ITEM_ID=<from projectItems[0].id>
PROJECT_NUMBER=<from projectItems[0].project.number>
REPO_OWNER=$(gh repo view --json owner --jq '.owner.login')
FIELD_JSON=$(gh project field-list "$PROJECT_NUMBER" --owner "$REPO_OWNER" --format json)
STATUS_FIELD_ID=$(echo "$FIELD_JSON" | jq -r '.fields[] | select(.name == "Status") | .id')
IN_REVIEW_ID=$(echo "$FIELD_JSON" | jq -r '.fields[] | select(.name == "Status") | .options[] | select(.name == "In Review") | .id')

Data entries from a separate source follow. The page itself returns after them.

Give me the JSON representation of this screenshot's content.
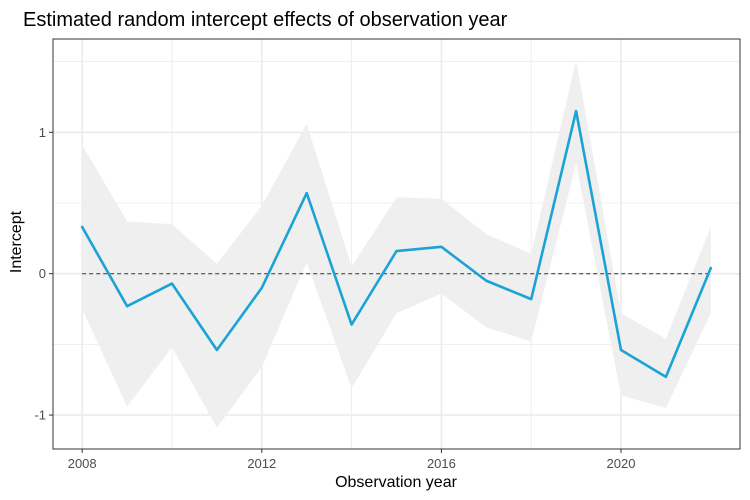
{
  "chart_data": {
    "type": "line",
    "title": "Estimated random intercept effects of observation year",
    "xlabel": "Observation year",
    "ylabel": "Intercept",
    "x": [
      2008,
      2009,
      2010,
      2011,
      2012,
      2013,
      2014,
      2015,
      2016,
      2017,
      2018,
      2019,
      2020,
      2021,
      2022
    ],
    "series": [
      {
        "values": [
          0.33,
          -0.23,
          -0.07,
          -0.54,
          -0.1,
          0.57,
          -0.36,
          0.16,
          0.19,
          -0.05,
          -0.18,
          1.15,
          -0.54,
          -0.73,
          0.04
        ],
        "lower": [
          -0.25,
          -0.94,
          -0.52,
          -1.09,
          -0.66,
          0.08,
          -0.81,
          -0.28,
          -0.14,
          -0.38,
          -0.48,
          0.78,
          -0.86,
          -0.95,
          -0.28
        ],
        "upper": [
          0.91,
          0.37,
          0.35,
          0.07,
          0.48,
          1.06,
          0.05,
          0.54,
          0.53,
          0.28,
          0.14,
          1.51,
          -0.28,
          -0.46,
          0.33
        ]
      }
    ],
    "reference_line": 0,
    "xlim": [
      2007.35,
      2022.65
    ],
    "ylim": [
      -1.24,
      1.66
    ],
    "xticks": [
      2008,
      2012,
      2016,
      2020
    ],
    "yticks": [
      -1,
      0,
      1
    ],
    "ytick_labels": [
      "-1",
      "0",
      "1"
    ],
    "grid": true,
    "legend": false,
    "colors": {
      "line": "#1ba3d6",
      "ribbon": "#efefef",
      "reference": "#333333",
      "grid": "#ebebeb",
      "panel_border": "#333333"
    }
  }
}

if [ -n "$IN_REVIEW_ID" ]; then
gh project item-edit \
--id "$ITEM_ID" \
--project-id "$PROJECT_NUMBER" \
--field-id "$STATUS_FIELD_ID" \
--single-select-option-id "$IN_REVIEW_ID"
fi
If IN_REVIEW_ID is empty (the board has no such column) or the issue isn't on a project board at all, mention that you skipped the move and continue. Don't invent a column or fall back to a different status without telling the user.
Step 7: Summarize
Tell the user, in order:
- PR URL.
- Issue number and the closing keyword used (so they can confirm it'll auto-close on merge).
- Project board move — "In Review", or skipped if the column wasn't present.
- Any follow-up items the user opted to defer in Step 2, with links if you opened them as new issues.
Keep it short — four lines is plenty. The PR itself is the artifact; this is just the receipt.